The main objective of the visualization application is to provide users the ability to interactively explore large multidimensional data sets directly in the browser, without the need to download or install any additional software. An important goal was to replicate as many features and interactivity users are accustomed to in more traditional desktop applications, such as Kvis or DS9. In order to achieve this goal, we had to deal with a number of challenges, such as restricted programing environment supplied by browsers and even more importantly the limited network speeds available to average users.
At ADASS XX in Boston we presented our initial, client-side based visualization tool, which carried out all computation/processing in the Web browser. Unfortunately this tool was not scalable to larger data and itís design did not make it possible to offer more advanced features, such as playing of movies along the 3rd axis of the data, or dynamic computation of profiles along different axes. We have now implemented a predominantly server-side based visualization approach that eliminated these drawbacks. Just like itís predecessor, the new version is seamlessly integrated into the CyberSKA Web Portal, where users can easily visualize any data integrated with the portalís distributed data management system at the click of a button.
To implement the new visualization tool we partnered with Calgary Scientific and utilized their PureWeb technology, which facilitates both re-purposing of legacy server based applications to be used on the Internet, as well as rapid and advanced development of new and fully web-enabled rich GUI applications that manipulate and visualize large remote data sets.

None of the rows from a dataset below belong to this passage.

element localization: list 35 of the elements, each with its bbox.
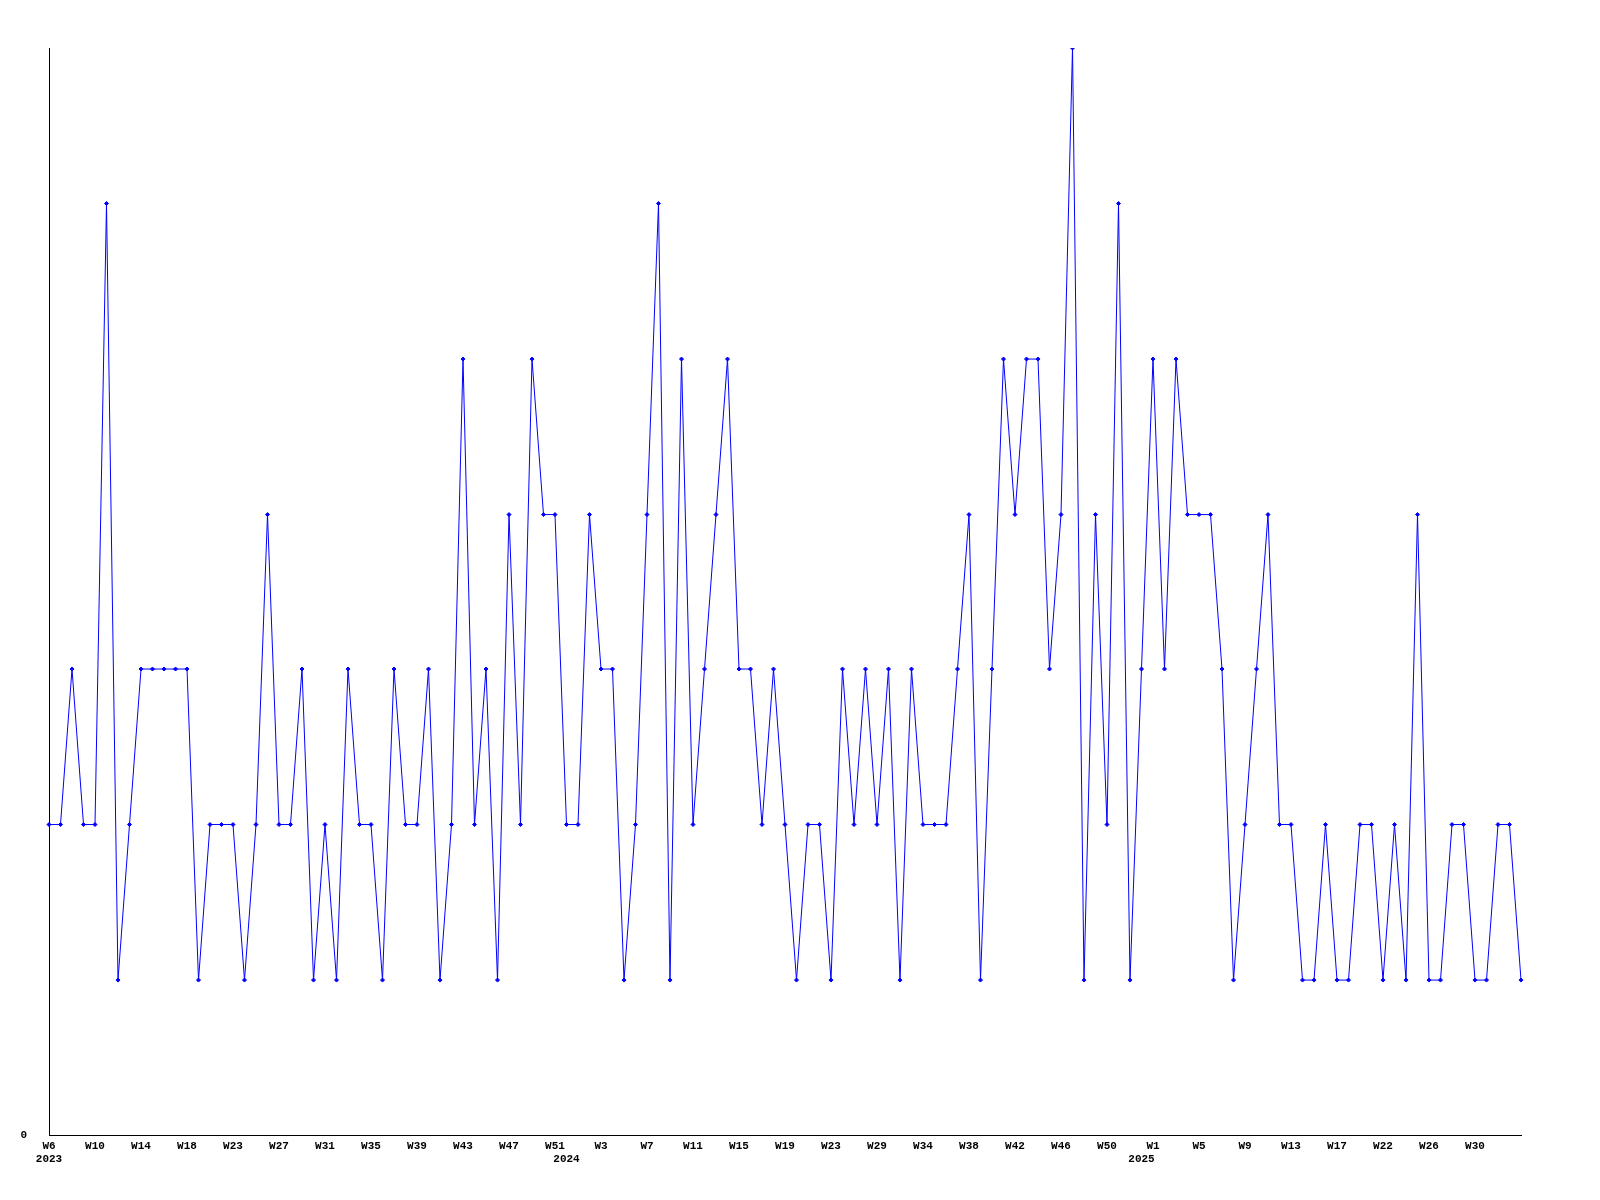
x-tick-label: W17 — [1327, 1139, 1347, 1152]
x-tick-label: W10 — [85, 1139, 105, 1152]
x-tick-label: W22 — [1373, 1139, 1393, 1152]
x-tick-label: W11 — [683, 1139, 704, 1152]
x-tick-label: W3 — [594, 1139, 608, 1152]
x-tick-label: W7 — [640, 1139, 654, 1152]
x-tick-label: W23 — [821, 1139, 842, 1152]
x-tick-label: W35 — [361, 1139, 382, 1152]
x-tick-label: W13 — [1281, 1139, 1302, 1152]
x-tick-label: W30 — [1465, 1139, 1485, 1152]
x-tick-label: W1 — [1146, 1139, 1160, 1152]
x-tick-label: W46 — [1051, 1139, 1071, 1152]
x-tick-label: W5 — [1192, 1139, 1206, 1152]
text: 0 — [20, 1129, 27, 1142]
x-tick-label: W34 — [913, 1139, 934, 1152]
x-tick-label: W9 — [1238, 1139, 1252, 1152]
x-tick-label: W31 — [315, 1139, 336, 1152]
x-tick-label: W23 — [223, 1139, 244, 1152]
x-tick-label: W27 — [269, 1139, 289, 1152]
x-tick-label: W19 — [775, 1139, 795, 1152]
x-tick-label: W43 — [453, 1139, 474, 1152]
x-tick-label: W50 — [1097, 1139, 1117, 1152]
x-tick-label: W47 — [499, 1139, 519, 1152]
x-tick-label: W6 2023 — [35, 1139, 63, 1166]
x-tick-label: W38 — [959, 1139, 980, 1152]
x-tick-label: W18 — [177, 1139, 198, 1152]
x-tick-label: 2024 — [553, 1153, 581, 1166]
x-tick-label: W42 — [1005, 1139, 1025, 1152]
x-tick-label: W14 — [131, 1139, 152, 1152]
x-tick-label: W51 — [545, 1139, 566, 1152]
x-tick-label: W26 — [1419, 1139, 1439, 1152]
x-tick-label: W29 — [867, 1139, 887, 1152]
x-tick-label: W39 — [407, 1139, 427, 1152]
x-tick-label: 2025 — [1128, 1153, 1156, 1166]
x-tick-label: W15 — [729, 1139, 750, 1152]
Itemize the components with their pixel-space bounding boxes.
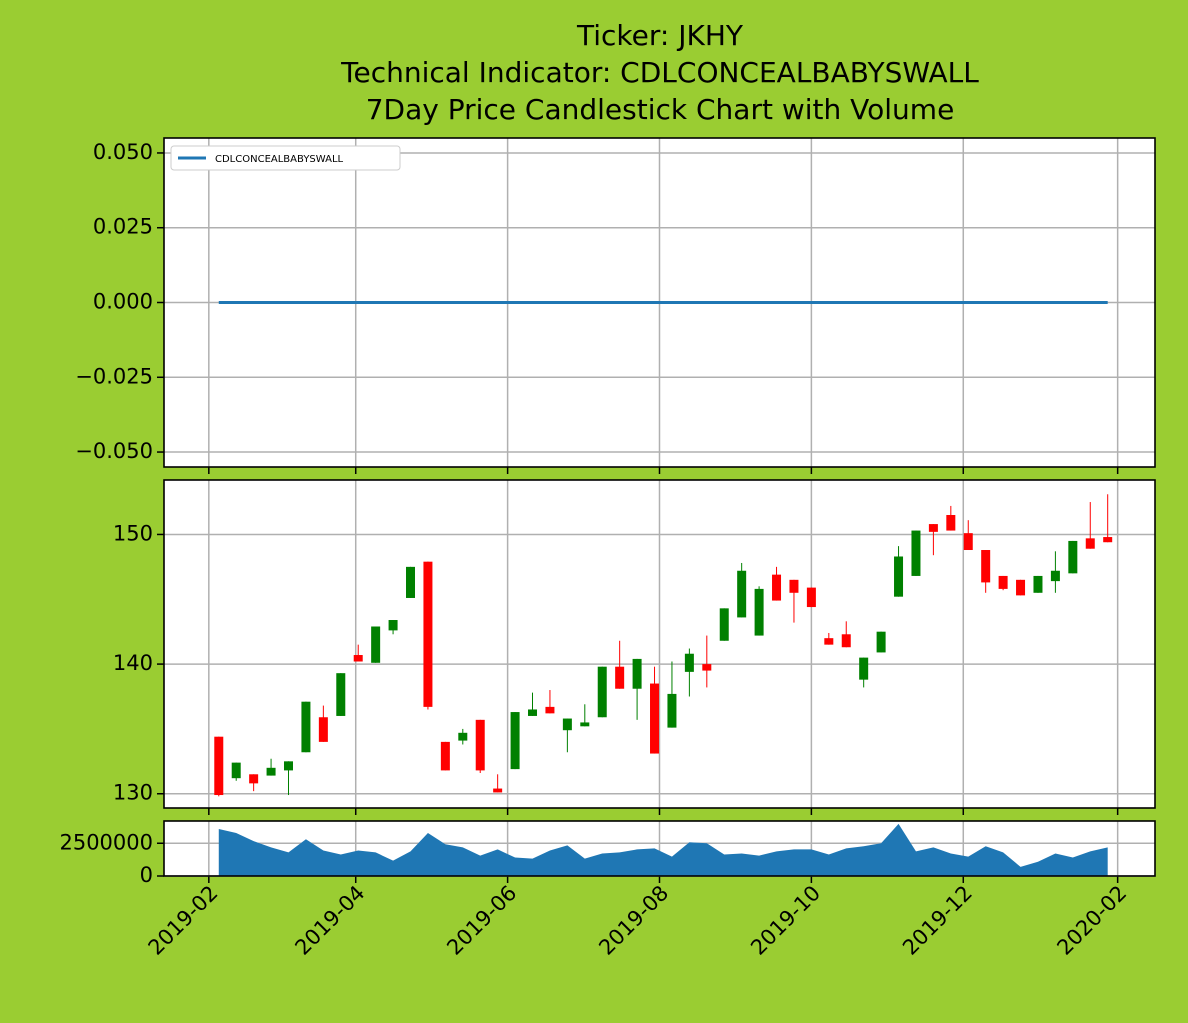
- candle-body: [928, 524, 938, 532]
- candle-body: [772, 574, 782, 601]
- candle-body: [754, 588, 764, 636]
- candle-body: [458, 732, 468, 741]
- candle-body: [911, 530, 921, 576]
- candle-body: [406, 566, 416, 598]
- plot-frame: [163, 479, 1156, 809]
- candle-body: [702, 664, 712, 671]
- candle-body: [737, 570, 747, 618]
- candle-body: [946, 515, 956, 531]
- candle-body: [475, 719, 485, 771]
- legend-label: CDLCONCEALBABYSWALL: [215, 154, 344, 165]
- candle-body: [266, 767, 276, 776]
- candle-body: [667, 693, 677, 728]
- candle-body: [283, 761, 293, 771]
- legend-box: [170, 145, 401, 171]
- candle-body: [719, 608, 729, 641]
- candle-body: [493, 788, 503, 793]
- candle-body: [1033, 575, 1043, 593]
- y-tick-label: 130: [113, 781, 153, 805]
- candle-body: [388, 620, 398, 631]
- volume-area: [218, 823, 1108, 876]
- candle-body: [824, 638, 834, 645]
- candle-body: [806, 587, 816, 608]
- candle-body: [423, 561, 433, 707]
- candle-body: [894, 556, 904, 597]
- candle-body: [1068, 540, 1078, 574]
- plot-frame: [163, 137, 1156, 468]
- candle-body: [1103, 537, 1113, 543]
- candle-body: [353, 655, 363, 662]
- chart-title: Technical Indicator: CDLCONCEALBABYSWALL: [340, 56, 979, 89]
- candle-body: [981, 550, 991, 583]
- y-tick-label: 150: [113, 521, 153, 545]
- candle-body: [1050, 570, 1060, 582]
- candle-body: [562, 718, 572, 731]
- y-tick-label: 0.050: [93, 140, 153, 164]
- y-tick-label: 0: [140, 863, 153, 887]
- candle-body: [1085, 538, 1095, 549]
- candle-body: [214, 736, 224, 796]
- candle-body: [789, 579, 799, 593]
- candle-body: [841, 634, 851, 648]
- candle-body: [528, 709, 538, 716]
- chart-title: 7Day Price Candlestick Chart with Volume: [366, 93, 955, 126]
- y-tick-label: 0.000: [93, 290, 153, 314]
- candle-body: [650, 683, 660, 754]
- candle-body: [301, 701, 311, 753]
- candle-body: [632, 658, 642, 689]
- candle-body: [249, 774, 259, 784]
- y-tick-label: 2500000: [59, 830, 153, 854]
- candle-body: [684, 653, 694, 672]
- candle-body: [545, 706, 555, 714]
- candle-body: [371, 626, 381, 663]
- candle-body: [963, 533, 973, 551]
- plot-frame: [163, 820, 1156, 877]
- candle-body: [580, 722, 590, 727]
- candle-body: [998, 575, 1008, 589]
- candle-body: [440, 741, 450, 771]
- chart-title: Ticker: JKHY: [576, 19, 744, 52]
- candle-body: [336, 673, 346, 716]
- y-tick-label: 0.025: [93, 215, 153, 239]
- candle-body: [615, 666, 625, 689]
- y-tick-label: 140: [113, 651, 153, 675]
- candle-body: [231, 762, 241, 779]
- candle-body: [510, 712, 520, 770]
- candle-body: [597, 666, 607, 718]
- y-tick-label: −0.025: [75, 364, 153, 388]
- candle-body: [1016, 579, 1026, 596]
- y-tick-label: −0.050: [75, 439, 153, 463]
- candle-body: [859, 657, 869, 680]
- candle-body: [876, 631, 886, 653]
- candle-body: [318, 717, 328, 742]
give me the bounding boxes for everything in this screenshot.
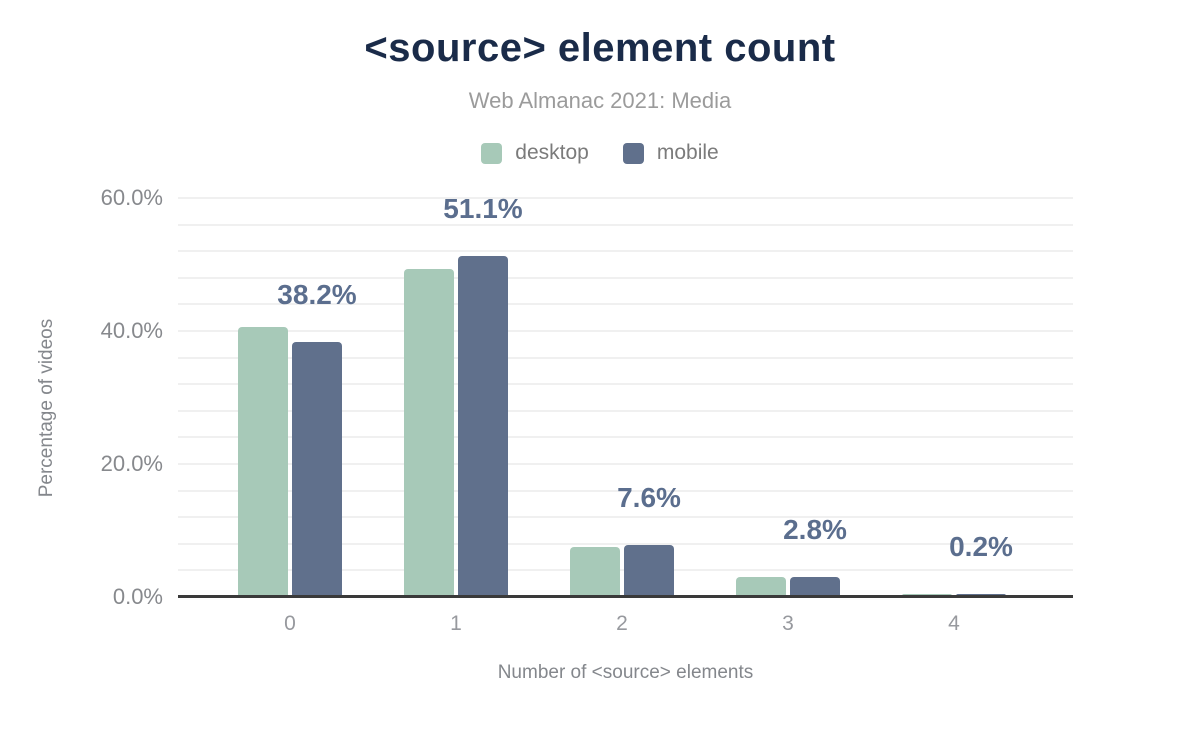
gridline-28 <box>178 409 1073 412</box>
gridline-32 <box>178 383 1073 386</box>
data-label-2: 7.6% <box>617 482 681 513</box>
legend-label-mobile: mobile <box>656 141 719 164</box>
x-axis-title: Number of <source> elements <box>497 662 754 683</box>
gridline-12 <box>178 516 1073 519</box>
bar-desktop-1[interactable] <box>404 269 454 596</box>
data-label-0: 38.2% <box>277 279 357 310</box>
gridline-16 <box>178 489 1073 492</box>
legend-label-desktop: desktop <box>515 141 589 164</box>
gridline-40 <box>178 330 1073 332</box>
gridline-8 <box>178 542 1073 545</box>
y-tick-label-0.0%: 0.0% <box>112 584 163 609</box>
x-tick-label-2: 2 <box>616 612 628 635</box>
gridline-44 <box>178 303 1073 306</box>
legend-item-desktop[interactable]: desktop <box>481 141 589 165</box>
bar-mobile-2[interactable] <box>624 545 674 596</box>
data-label-3: 2.8% <box>783 514 847 545</box>
data-label-4: 0.2% <box>949 531 1013 562</box>
x-tick-label-4: 4 <box>948 612 960 635</box>
legend: desktop mobile <box>0 141 1200 165</box>
bar-mobile-0[interactable] <box>292 342 342 596</box>
bar-mobile-3[interactable] <box>790 577 840 596</box>
bar-mobile-1[interactable] <box>458 256 508 596</box>
bar-desktop-3[interactable] <box>736 577 786 596</box>
x-tick-label-3: 3 <box>782 612 794 635</box>
gridline-24 <box>178 436 1073 439</box>
x-axis-line <box>178 595 1073 598</box>
gridline-60 <box>178 197 1073 199</box>
y-tick-label-40.0%: 40.0% <box>100 318 163 343</box>
gridline-56 <box>178 223 1073 226</box>
bar-desktop-0[interactable] <box>238 327 288 596</box>
bar-desktop-2[interactable] <box>570 547 620 596</box>
data-label-1: 51.1% <box>443 193 523 224</box>
legend-swatch-mobile <box>622 142 644 164</box>
x-tick-label-0: 0 <box>284 612 296 635</box>
legend-swatch-desktop <box>481 142 503 164</box>
x-tick-label-1: 1 <box>450 612 462 635</box>
legend-item-mobile[interactable]: mobile <box>622 141 719 165</box>
gridline-20 <box>178 463 1073 465</box>
chart-title: <source> element count <box>364 26 836 70</box>
gridline-36 <box>178 356 1073 359</box>
y-tick-label-60.0%: 60.0% <box>100 185 163 210</box>
y-tick-label-20.0%: 20.0% <box>100 451 163 476</box>
plot-area: 38.2% 51.1% 7.6% 2.8% 0.2% <box>178 193 1073 598</box>
chart-subtitle: Web Almanac 2021: Media <box>468 88 732 113</box>
gridline-48 <box>178 276 1073 279</box>
gridline-52 <box>178 250 1073 253</box>
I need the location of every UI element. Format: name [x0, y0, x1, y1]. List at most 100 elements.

The new implementation consists of two distinct parts: client and server code, which communicate with each other through bi-directional connections. The client side code, running entirely within a browser environment, is a thin application which mostly contains code that deals with GUI elements and performs some basic computations that do not require fast data access. The server code, written in C++, implements computations that require large resources and/or fast data access. The results of server operations are compressed and transmitted back to the client for display. The results contain either encoded textual information or streamed JPEG movies.
The new visualization tool supports all of the features of the previous client-based tool as well as a number of new features, which successfully demonstrates the feasibility of our server-based approach. Some of these features include interactive pan & zoom, display of cursor position and grid overlay in different coordinate systems, retrieving data values under the cursor, histogram and colormap adjustments, movie player along 3rd axis, dynamically updating profiles along three different axes, statistical calculations for data in a selected areas and two-dimensional Gaussian fitting. Currently supported data formats are FITS images and CASA visibility data, and more are planned in the future. Through the use of PureWeb technology the new tool also offers advanced collaboration features, where multiple users at geographically different locations can simultaneously view and control the same visualization session. The new tool also runs on a wider range of platforms, such as all major desktop browsers and many iOS and Android mobile devices. The tool is currently being used by the members of the GALFACTS SKA pathfinder project for visualizing spectro-polarimetric image cube data.